Wer differenziert, fällt auf die Propaganda der Herrschenden herein – dieser Maxime scheint Nymoen zu folgen. Dementsprechend sieht er auch in Deutschland bereits eine »politisch beschlossene Militarisierung der Gesellschaft« und »verbale Stahlgewitter« in den Talkshows. Die von den Herrschenden manipulierte Bevölkerung müsse begreifen, dass sie bei deren Kriegen nichts zu gewinnen habe.

Eine naheliegende Frage stellt Nymoen sich nicht: ob nicht das von ihm selbst anhand von Umfrageergebnissen angeführte weitverbreitete Friedensbedürfnis in der deutschen Bevölkerung und die Wut auf die vermeintlich kriegstreiberischen »Eliten« weniger daher rühren, dass die Massen seine radikal erscheinende Kritik an Staat und Kapital teilen, als dass sie sich nur ausrechnen, dass sie sicherer und komfortabler leben könnten, wenn sie der Unterwerfung der Ukraine unbeteiligt zusehen und wieder mit russischem Gas heizen. In einem Interview mit Jacobin gab der Autor aber zu, dass er die Situation, die der Titel seines Buches nahelegt, selbst eigentlich für unwahrscheinlich hält: »Angst davor habe ich nicht, da ich einen russischen Angriff für unrealistisch halte.«

Nymoen will von Widersprüchen nichts wissen

Tatsächlich rekrutiert der ukrainische Staat Soldaten immer mehr mit Zwang und setzt dabei teilweise Mittel ein, die daran erinnern, mit welcher Gewalt auch ein Rechtsstaat, wie die Ukraine nur teilweise einer ist, über seine Bürger verfügen kann. Ole Nymoen legt den Finger zu Recht in die Wunde, wenn er darauf hinweist, wie monströs die als selbstverständlich hingestellte Aufopferung des Einzelnen auf Geheiß des Staats in Wahrheit ist.

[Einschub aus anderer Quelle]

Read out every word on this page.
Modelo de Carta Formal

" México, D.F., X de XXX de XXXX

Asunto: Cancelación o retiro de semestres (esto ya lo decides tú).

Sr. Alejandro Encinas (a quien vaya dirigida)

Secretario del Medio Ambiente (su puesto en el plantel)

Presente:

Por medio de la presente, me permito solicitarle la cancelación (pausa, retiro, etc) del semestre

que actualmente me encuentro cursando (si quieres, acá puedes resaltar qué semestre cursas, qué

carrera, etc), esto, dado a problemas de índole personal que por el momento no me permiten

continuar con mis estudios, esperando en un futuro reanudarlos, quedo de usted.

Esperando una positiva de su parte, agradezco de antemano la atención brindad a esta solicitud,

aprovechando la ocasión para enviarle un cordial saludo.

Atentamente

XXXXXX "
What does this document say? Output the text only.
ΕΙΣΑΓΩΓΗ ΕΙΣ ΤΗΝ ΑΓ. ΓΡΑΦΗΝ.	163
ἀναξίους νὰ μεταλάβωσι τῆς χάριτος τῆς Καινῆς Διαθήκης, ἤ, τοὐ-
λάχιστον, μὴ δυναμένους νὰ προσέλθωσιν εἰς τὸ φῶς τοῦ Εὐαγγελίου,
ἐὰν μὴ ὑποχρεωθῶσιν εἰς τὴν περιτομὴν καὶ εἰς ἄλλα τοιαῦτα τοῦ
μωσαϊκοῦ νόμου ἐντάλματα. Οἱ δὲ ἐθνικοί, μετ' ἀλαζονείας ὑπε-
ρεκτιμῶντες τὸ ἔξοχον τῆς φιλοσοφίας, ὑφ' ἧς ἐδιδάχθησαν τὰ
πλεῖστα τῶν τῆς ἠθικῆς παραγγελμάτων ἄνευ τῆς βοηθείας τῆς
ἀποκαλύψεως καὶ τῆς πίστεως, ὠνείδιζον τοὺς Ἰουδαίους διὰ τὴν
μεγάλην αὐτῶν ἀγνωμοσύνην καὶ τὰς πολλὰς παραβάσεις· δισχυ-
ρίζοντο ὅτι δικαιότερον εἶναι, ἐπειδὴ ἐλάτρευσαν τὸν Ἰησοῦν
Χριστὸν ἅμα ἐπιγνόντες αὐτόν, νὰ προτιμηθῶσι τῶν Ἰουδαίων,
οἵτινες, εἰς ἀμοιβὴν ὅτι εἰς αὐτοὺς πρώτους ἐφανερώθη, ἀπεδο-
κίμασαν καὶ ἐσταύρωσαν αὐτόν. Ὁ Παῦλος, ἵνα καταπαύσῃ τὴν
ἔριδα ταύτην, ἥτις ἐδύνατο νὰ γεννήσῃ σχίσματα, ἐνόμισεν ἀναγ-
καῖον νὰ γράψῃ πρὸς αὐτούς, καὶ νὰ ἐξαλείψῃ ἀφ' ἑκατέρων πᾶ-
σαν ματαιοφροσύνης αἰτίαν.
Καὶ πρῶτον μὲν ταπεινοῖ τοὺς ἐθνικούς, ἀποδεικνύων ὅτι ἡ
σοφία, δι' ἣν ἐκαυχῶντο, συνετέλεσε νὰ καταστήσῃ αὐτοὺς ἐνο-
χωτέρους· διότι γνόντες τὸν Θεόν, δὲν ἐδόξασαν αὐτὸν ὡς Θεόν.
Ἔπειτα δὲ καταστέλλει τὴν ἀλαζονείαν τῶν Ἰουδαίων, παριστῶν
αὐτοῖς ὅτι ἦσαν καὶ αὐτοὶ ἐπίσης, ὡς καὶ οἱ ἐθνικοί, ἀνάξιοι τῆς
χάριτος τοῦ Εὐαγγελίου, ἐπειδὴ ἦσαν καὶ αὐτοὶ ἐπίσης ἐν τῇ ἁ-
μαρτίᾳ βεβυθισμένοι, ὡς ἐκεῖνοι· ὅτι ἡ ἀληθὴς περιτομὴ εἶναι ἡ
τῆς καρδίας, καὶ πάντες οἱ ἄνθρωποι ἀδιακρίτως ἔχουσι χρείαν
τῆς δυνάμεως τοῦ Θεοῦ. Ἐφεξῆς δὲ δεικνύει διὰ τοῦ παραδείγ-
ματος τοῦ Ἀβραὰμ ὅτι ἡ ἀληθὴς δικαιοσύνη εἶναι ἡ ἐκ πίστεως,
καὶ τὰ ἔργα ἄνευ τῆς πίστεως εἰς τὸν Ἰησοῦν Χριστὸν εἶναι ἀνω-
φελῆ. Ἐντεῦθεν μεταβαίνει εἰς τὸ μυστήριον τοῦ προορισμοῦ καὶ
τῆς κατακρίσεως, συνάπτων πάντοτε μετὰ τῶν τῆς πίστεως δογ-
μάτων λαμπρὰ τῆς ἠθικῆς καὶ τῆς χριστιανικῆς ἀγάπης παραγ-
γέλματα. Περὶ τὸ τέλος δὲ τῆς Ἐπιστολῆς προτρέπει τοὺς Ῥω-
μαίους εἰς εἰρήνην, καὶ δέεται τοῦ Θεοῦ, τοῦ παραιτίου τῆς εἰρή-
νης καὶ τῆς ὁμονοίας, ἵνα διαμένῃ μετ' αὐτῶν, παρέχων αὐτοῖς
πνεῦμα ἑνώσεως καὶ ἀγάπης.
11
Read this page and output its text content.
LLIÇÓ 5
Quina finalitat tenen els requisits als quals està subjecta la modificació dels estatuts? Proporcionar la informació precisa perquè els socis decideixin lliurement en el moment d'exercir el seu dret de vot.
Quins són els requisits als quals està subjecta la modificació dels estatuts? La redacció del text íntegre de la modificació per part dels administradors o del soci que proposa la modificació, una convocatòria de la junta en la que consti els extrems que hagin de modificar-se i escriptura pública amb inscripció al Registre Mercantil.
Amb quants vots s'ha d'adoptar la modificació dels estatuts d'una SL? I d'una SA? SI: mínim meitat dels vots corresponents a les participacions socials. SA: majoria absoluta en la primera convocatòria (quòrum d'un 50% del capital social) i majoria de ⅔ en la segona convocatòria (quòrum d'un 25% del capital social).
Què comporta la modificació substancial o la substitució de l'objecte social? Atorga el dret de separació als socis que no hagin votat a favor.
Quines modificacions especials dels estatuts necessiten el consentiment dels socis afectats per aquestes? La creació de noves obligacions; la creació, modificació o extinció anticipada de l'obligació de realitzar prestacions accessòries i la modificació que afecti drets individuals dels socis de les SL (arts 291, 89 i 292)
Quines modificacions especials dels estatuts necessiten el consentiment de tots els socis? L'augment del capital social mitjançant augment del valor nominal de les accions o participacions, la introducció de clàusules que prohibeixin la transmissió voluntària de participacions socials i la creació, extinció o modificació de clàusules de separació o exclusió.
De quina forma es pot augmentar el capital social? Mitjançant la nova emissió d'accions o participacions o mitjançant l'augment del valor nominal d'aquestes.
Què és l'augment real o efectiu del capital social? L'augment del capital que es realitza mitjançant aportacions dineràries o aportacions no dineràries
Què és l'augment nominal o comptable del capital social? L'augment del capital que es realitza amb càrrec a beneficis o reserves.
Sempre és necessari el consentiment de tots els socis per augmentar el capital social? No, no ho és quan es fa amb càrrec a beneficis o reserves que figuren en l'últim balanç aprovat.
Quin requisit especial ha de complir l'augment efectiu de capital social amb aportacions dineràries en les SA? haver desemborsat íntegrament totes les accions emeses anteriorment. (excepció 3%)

Auch trifft sein Hinweis zu, dass es angesichts der unzähligen Verweigerer, Deserteure und aus der Ukraine geflohenen Männer eine ideologische Fiktion sei, vom Verteidigungswillen »der« Ukraine zu sprechen. Nach 2022 gab es in Deutschland eine verstörende Bereitschaft einiger, solche Widersprüche mit nationaler Euphorie und Freiheitspathos wegzudrücken.

Aber auch Nymoen will von Widersprüchen nichts wissen. Nicht nur, dass er die Besatzungsherrschaft, die auf systematischer Entrechtung von und Gewalt gegen Zivilisten beruht, als »Verschlechterung der Lebensumstände« bagatellisiert. Auf eine Weise, die irritierend an russische Propaganda erinnert, der zufolge nur die »Kiewer Junta« ein Interesse am Krieg gegen Russland hätte, stellt er den Verteidigungskampf als reine Sache der Staatenlenker dar, die nicht die Interessen ihrer Bürger, sondern nur ihre Herrschaft als Selbstzweck verteidigen.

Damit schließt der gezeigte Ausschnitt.